Newer anticoagulants that directly target specific clotting factors appear to carry lower risk. Compared to warfarin, direct clot-blocking medications reduced the odds of subdural hematoma by roughly 45%, and factor Xa inhibitors reduced it by about 65%. This doesn’t mean newer blood thinners are risk-free, but the difference is meaningful. If you take any type of blood thinner, even a minor head bump deserves attention, because the bleeding that would normally stop on its own may continue slowly enough to cause problems days or weeks later.
Chronic Alcohol Use
Heavy, long-term alcohol use contributes to subdural hematoma through two separate pathways that compound each other. First, chronic alcohol consumption causes the brain to shrink, creating the same stretched-bridging-vein vulnerability seen in older adults. Second, alcohol damages the liver, which is responsible for producing most of the proteins your blood needs to clot properly. The combination of easier tearing and impaired clotting makes chronic drinkers especially prone to subdural hematomas, even from minor injuries they may not recall.
Causes in Infants and Children
In newborns, subdural hematomas most often result from birth itself, particularly deliveries involving vacuum extraction devices or other mechanical assistance. The newborn skull is soft and the bridging veins are delicate, making them vulnerable to the compressive and stretching forces of delivery.

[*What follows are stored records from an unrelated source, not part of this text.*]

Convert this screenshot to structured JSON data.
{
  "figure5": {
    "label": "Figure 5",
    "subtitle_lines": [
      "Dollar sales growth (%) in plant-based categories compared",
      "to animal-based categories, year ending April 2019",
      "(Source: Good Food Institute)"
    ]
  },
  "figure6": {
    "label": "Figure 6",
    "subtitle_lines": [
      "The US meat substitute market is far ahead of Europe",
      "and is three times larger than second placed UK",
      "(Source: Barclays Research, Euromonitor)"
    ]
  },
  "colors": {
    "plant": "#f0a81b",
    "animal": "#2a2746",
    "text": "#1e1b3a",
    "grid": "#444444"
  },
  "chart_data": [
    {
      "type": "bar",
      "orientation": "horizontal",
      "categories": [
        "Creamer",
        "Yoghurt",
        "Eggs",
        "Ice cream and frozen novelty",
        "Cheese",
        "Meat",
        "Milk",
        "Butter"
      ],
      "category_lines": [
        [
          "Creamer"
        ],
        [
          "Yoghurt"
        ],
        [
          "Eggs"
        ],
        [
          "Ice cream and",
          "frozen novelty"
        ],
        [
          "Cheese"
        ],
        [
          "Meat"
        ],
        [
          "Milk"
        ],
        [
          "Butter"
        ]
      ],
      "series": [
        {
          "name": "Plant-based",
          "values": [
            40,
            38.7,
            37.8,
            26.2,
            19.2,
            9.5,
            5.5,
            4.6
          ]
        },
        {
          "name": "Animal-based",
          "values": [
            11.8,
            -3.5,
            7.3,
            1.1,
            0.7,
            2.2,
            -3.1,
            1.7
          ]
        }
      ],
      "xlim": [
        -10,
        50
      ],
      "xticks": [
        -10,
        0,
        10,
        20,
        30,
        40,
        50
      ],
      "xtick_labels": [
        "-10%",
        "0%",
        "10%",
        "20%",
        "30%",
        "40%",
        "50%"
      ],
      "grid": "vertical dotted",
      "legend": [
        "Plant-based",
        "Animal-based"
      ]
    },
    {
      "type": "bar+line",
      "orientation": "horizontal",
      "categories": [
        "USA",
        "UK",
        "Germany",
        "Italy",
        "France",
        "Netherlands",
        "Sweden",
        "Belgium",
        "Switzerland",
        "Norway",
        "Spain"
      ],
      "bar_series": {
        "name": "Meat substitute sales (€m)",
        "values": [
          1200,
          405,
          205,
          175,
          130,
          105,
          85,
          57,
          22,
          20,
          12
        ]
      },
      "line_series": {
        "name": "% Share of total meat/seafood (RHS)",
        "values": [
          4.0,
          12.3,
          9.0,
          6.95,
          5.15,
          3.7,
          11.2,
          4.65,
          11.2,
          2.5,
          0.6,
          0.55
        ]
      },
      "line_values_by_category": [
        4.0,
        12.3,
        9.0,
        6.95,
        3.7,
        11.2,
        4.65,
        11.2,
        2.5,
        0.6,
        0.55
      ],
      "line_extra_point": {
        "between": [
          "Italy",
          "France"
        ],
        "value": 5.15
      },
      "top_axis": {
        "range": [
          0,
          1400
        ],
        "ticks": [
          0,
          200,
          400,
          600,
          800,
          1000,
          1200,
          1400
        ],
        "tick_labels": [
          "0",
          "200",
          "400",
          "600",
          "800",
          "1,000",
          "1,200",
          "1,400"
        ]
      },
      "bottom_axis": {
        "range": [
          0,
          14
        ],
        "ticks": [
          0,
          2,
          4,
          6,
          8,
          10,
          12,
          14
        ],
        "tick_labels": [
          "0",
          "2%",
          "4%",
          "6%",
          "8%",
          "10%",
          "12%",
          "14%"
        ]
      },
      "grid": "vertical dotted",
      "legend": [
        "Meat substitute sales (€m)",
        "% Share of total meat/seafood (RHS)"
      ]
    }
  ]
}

After the newborn period through age two, the picture shifts. Research published in the journal Pediatric Neurosurgery found that nonaccidental head injury was the most common cause of subdural bleeding in infants under one year old, present in over 82% of abuse-related deaths. In what is commonly called shaken baby syndrome, violent back-and-forth shaking causes the infant’s brain to move in the opposite direction of the skull. Because the baby’s bridging veins are fragile and the brain moves with significant inertia relative to its size, the veins tear repeatedly with each motion. Accidental falls and blunt injuries account for the remaining cases in this age group.
Less Common Causes
Not every subdural hematoma comes from an obvious head injury. Several less common conditions can create the right circumstances for bleeding.
- Cerebrospinal fluid leaks. When spinal fluid leaks out through a tear or defect in the membranes surrounding the spinal cord, the brain sags downward inside the skull. This pulls on bridging veins much like brain atrophy does. A study of 165 patients with spontaneous low spinal fluid pressure found that about one in five developed a subdural hematoma. These leaks can be caused by connective tissue disorders like Marfan syndrome, disc herniations that puncture the dura, or previous spinal procedures.
- Connective tissue disorders. Conditions that affect the structural proteins in your body, particularly those involving abnormal fibrillin or elastin, can weaken the membranes around the brain and spinal cord. This weakness makes the dura more prone to tearing and leaking fluid, indirectly setting the stage for subdural bleeding.
- Acute-on-chronic bleeding. People who already have a small, stable chronic subdural hematoma are vulnerable to sudden worsening. Even a minor slip can tear either the bridging veins or the fragile new vessels in the membrane surrounding the old blood collection, causing fresh acute bleeding on top of the chronic hematoma. Because the clotting system inside the hematoma cavity is already disrupted, this new blood often fails to clot normally.
Overdrainage of a brain shunt, placed to manage conditions like hydrocephalus, can also lower pressure inside the skull enough to stretch bridging veins and trigger bleeding. Rarely, a direct connection can form between the spinal fluid space and nearby veins, draining fluid continuously and producing the same low-pressure effect.